Неподалеку от пристани капитан заглушает мотор, и слышен только плеск поднятой нашим катером волны о дощатый, солнцем прогретый причал. Нас с мамой встречает дед — с очередной из своих собак, всегда радостно приветствующей своих: тяжелыми лапами на детских плечах, жарким облизыванием лица, суматошными прыжками-танцами вокруг. «Фу! Фу!» Лада, или Джек, или красавица рыжеватая гончая Бекки, — их останавливает мама, пока дед берет из ее рук сумки.

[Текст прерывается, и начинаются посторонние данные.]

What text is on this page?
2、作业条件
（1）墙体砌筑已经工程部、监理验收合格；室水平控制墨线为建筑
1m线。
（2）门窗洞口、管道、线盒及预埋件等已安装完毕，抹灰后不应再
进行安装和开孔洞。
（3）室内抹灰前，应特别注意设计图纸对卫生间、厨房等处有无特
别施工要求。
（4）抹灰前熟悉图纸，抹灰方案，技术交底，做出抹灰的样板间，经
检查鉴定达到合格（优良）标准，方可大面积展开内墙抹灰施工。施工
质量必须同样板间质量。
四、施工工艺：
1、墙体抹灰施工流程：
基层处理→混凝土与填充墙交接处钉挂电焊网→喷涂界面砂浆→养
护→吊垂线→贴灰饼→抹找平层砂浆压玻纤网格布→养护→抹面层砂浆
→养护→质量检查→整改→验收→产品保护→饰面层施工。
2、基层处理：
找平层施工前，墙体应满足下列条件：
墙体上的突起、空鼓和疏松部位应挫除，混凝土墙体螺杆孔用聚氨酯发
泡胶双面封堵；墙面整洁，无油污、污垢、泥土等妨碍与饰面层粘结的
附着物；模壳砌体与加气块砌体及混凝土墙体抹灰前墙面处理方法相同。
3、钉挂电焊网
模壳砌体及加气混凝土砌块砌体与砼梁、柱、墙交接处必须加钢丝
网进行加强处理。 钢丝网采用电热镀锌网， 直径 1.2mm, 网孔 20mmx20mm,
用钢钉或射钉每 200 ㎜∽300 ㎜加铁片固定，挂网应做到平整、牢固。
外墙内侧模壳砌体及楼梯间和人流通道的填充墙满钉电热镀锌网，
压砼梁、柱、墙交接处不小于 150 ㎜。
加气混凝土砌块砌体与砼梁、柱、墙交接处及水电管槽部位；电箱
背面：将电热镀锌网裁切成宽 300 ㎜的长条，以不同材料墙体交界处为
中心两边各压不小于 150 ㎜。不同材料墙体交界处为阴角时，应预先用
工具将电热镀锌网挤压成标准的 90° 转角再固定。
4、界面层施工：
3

И мы идем широкой приречной улицей, поросшей мягкой ромашкой и травкой-муравкой, к дому, заходим в сад, полный накренившихся от созревающих плодов яблонь, каждая из которых названа своим именем.
Дед дает яблоням наши имена.
Помещица Карзинкина, чье имение в Троице-Лыкове было неподалеку, велела выставить пятнадцатилетнего деда за ухо — когда он явился незваным, но во фраке и с бабочкой, на ее летний загородный праздник.
Сейчас в тех краях живет Александр Исаевич Солженицын.
А на месте сада моего деда громоздятся похожие на сырые облака кварталы. Когда они приближаются и лезут в окно автомобиля, я отворачиваюсь. Ведь в Строгино можно попасть только на речном трамвае.